A recent UN report finds the global average for sea level rise is about 3.2 millimeters a year but that the tropical western Pacific – where a large number of small islands are located – saw sea level rises of 12 millimeters per year between 1993 and 2009. That is four times the global average. 

But the environmental menace is not just higher tides, but extreme weather events as well. In 2004, Hurricane Ivan wracked the Caribbean island of Grenada, causing damage of the equivalent of its entire GDP – about $800 million – in one day.

Most island countries, from Tuvalu in the Pacific to São Tomé and Príncipe off the coast of Gabon in West Africa, are officially classified as “middle income,” disqualifying them from most global aid money.

But their leaders argue the “middle income” classification obscures an extremely precarious financial situation.
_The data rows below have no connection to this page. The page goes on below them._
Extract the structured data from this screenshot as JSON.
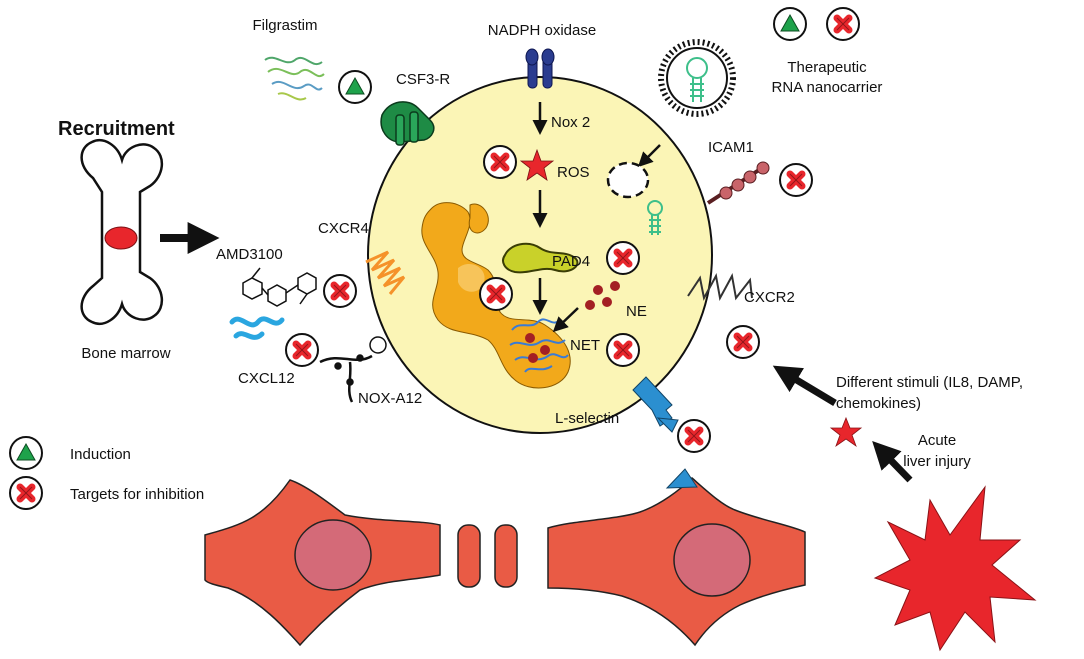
{
  "title": "Recruitment",
  "labels": {
    "filgrastim": "Filgrastim",
    "nadph": "NADPH oxidase",
    "csf3r": "CSF3-R",
    "nox2": "Nox 2",
    "ros": "ROS",
    "icam1": "ICAM1",
    "therapeutic_1": "Therapeutic",
    "therapeutic_2": "RNA nanocarrier",
    "cxcr4": "CXCR4",
    "amd3100": "AMD3100",
    "pad4": "PAD4",
    "ne": "NE",
    "net": "NET",
    "cxcr2": "CXCR2",
    "bone_marrow": "Bone marrow",
    "cxcl12": "CXCL12",
    "noxa12": "NOX-A12",
    "lselectin": "L-selectin",
    "stimuli_1": "Different stimuli (IL8, DAMP,",
    "stimuli_2": "chemokines)",
    "acute_1": "Acute",
    "acute_2": "liver injury"
  },
  "legend": {
    "induction": "Induction",
    "inhibition": "Targets for inhibition"
  },
  "colors": {
    "cell": "#fbf5b6",
    "inhibit": "#e8262c",
    "induce": "#1ea24b",
    "endothelium": "#e95b45",
    "nucleus": "#d46a78",
    "nucleus_net": "#f2a91b",
    "injury": "#e8262c",
    "csf3r": "#1e8b45",
    "nadph": "#2a3c8f",
    "cxcr4": "#f5922a",
    "icam": "#c9646a",
    "lselectin": "#2b8fd0",
    "pad4": "#c9d12a",
    "ne": "#a31f24",
    "cxcl12": "#2aa6e0",
    "rna": "#3dbf8a"
  },
  "icons": {
    "induction": "green-triangle-in-circle",
    "inhibition": "red-x-in-circle"
  }
}
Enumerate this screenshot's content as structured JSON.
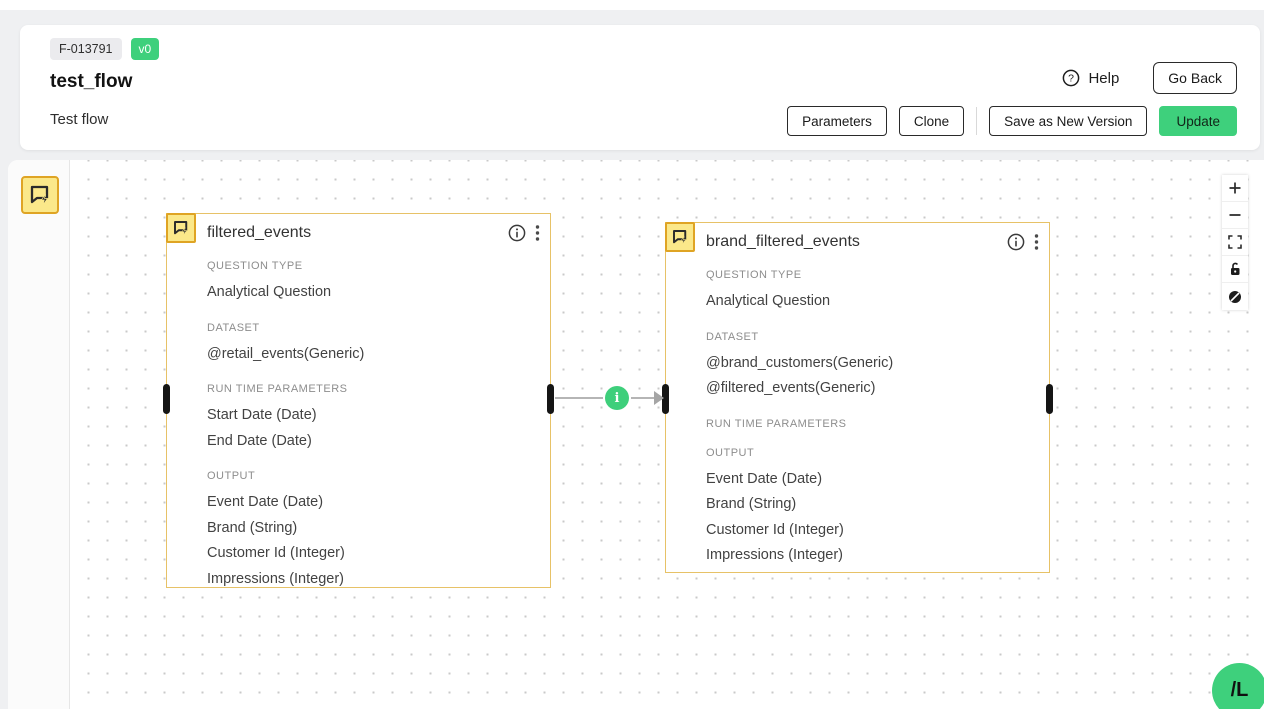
{
  "header": {
    "flow_id_badge": "F-013791",
    "version_badge": "v0",
    "title": "test_flow",
    "subtitle": "Test flow",
    "help_label": "Help",
    "go_back_label": "Go Back",
    "parameters_label": "Parameters",
    "clone_label": "Clone",
    "save_label": "Save as New Version",
    "update_label": "Update"
  },
  "colors": {
    "accent_green": "#3ed07c",
    "node_border_amber": "#e7c267",
    "icon_yellow_bg": "#fbe88a",
    "icon_yellow_border": "#dfa424",
    "port_black": "#151515",
    "edge_gray": "#b5b5b5"
  },
  "sidebar": {
    "tool_icon": "question-node-tool"
  },
  "canvas": {
    "nodes": [
      {
        "title": "filtered_events",
        "sections": [
          {
            "label": "QUESTION TYPE",
            "values": [
              "Analytical Question"
            ]
          },
          {
            "label": "DATASET",
            "values": [
              "@retail_events(Generic)"
            ]
          },
          {
            "label": "RUN TIME PARAMETERS",
            "values": [
              "Start Date (Date)",
              "End Date (Date)"
            ]
          },
          {
            "label": "OUTPUT",
            "values": [
              "Event Date (Date)",
              "Brand (String)",
              "Customer Id (Integer)",
              "Impressions (Integer)"
            ]
          }
        ]
      },
      {
        "title": "brand_filtered_events",
        "sections": [
          {
            "label": "QUESTION TYPE",
            "values": [
              "Analytical Question"
            ]
          },
          {
            "label": "DATASET",
            "values": [
              "@brand_customers(Generic)",
              "@filtered_events(Generic)"
            ]
          },
          {
            "label": "RUN TIME PARAMETERS",
            "values": []
          },
          {
            "label": "OUTPUT",
            "values": [
              "Event Date (Date)",
              "Brand (String)",
              "Customer Id (Integer)",
              "Impressions (Integer)"
            ]
          }
        ]
      }
    ],
    "edge_info_glyph": "i",
    "fab_label": "/L"
  }
}
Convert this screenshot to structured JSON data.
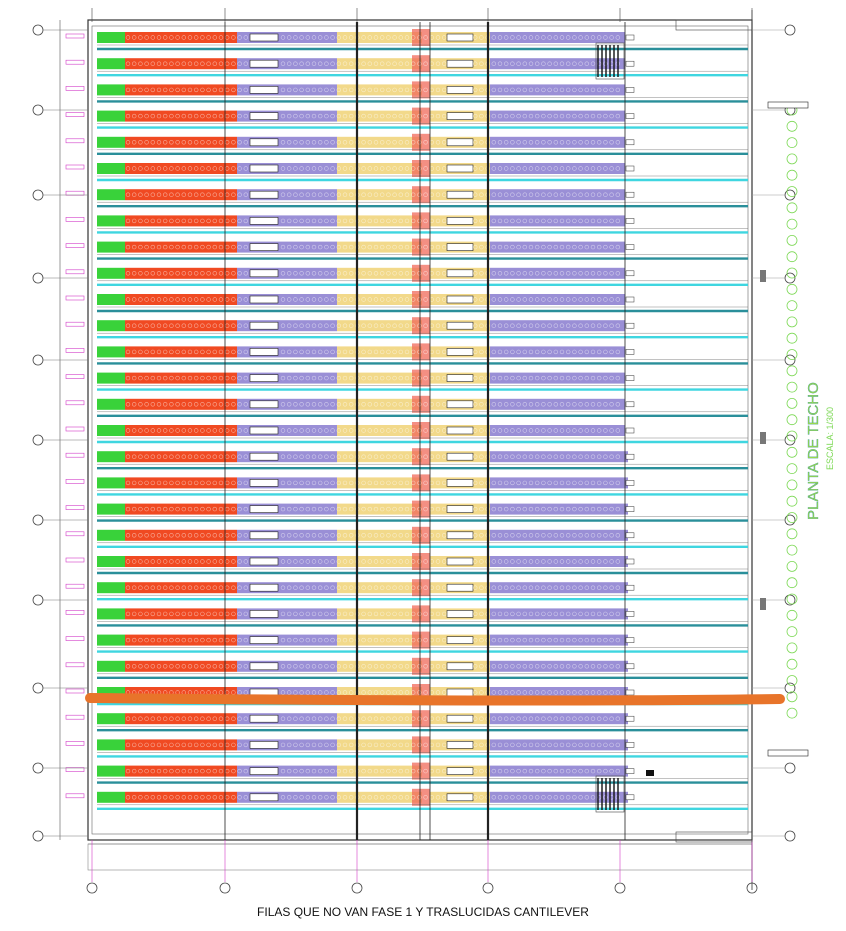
{
  "drawing": {
    "title": "PLANTA DE TECHO",
    "scale": "ESCALA: 1/300",
    "caption": "FILAS QUE NO VAN FASE 1 Y TRASLUCIDAS CANTILEVER",
    "row_count": 30,
    "full_module_rows": 16,
    "colors": {
      "green": "#39d23a",
      "red": "#f04a22",
      "purple": "#9a8fd6",
      "yellow": "#f2d98a",
      "cyan": "#3fd6e0",
      "teal": "#2a8f9a",
      "orange": "#e8742a",
      "magenta": "#d23cc8",
      "grid_line": "#333333",
      "light_green": "#7ed957"
    },
    "icons": {
      "axis_bubble": "circle-marker-icon",
      "column_marker": "column-rect-icon",
      "stair": "stair-icon"
    }
  }
}
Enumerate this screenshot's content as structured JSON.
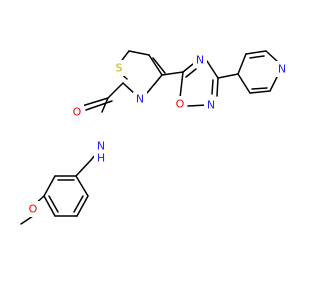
{
  "atoms": {
    "s_thiazole": {
      "text": "S",
      "color": "#c7b200"
    },
    "n_thiazole": {
      "text": "N",
      "color": "#2020ff"
    },
    "o_amide": {
      "text": "O",
      "color": "#ff0000"
    },
    "nh_amide": {
      "text": "N",
      "color": "#2020ff"
    },
    "h_amide": {
      "text": "H",
      "color": "#2020ff"
    },
    "o_oxadiazole": {
      "text": "O",
      "color": "#ff0000"
    },
    "n_oxadiazole_top": {
      "text": "N",
      "color": "#2020ff"
    },
    "n_oxadiazole_bottom": {
      "text": "N",
      "color": "#2020ff"
    },
    "n_pyridine": {
      "text": "N",
      "color": "#2020ff"
    },
    "o_methoxy": {
      "text": "O",
      "color": "#ff0000"
    }
  }
}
“One extreme weather event can wipe out most of our economy in an instant,” says Moafanua Tolusina Pouli, the head of forestry for the Samoan ministry of the environment. “That leaves us more vulnerable than ever.”

The Nairobi meeting featured some other puzzling environmental challenges for islands: Where, for instance, do you dump your garbage when you’re quite literally out of space? How do you keep energy costs down when you have to ship in 100 percent of your diesel fuel from across an ocean?

One study from the Secretariat of the Pacific Community reported that imported petroleum accounts for a whopping 40 percent of GDP in Pacific Ocean island states.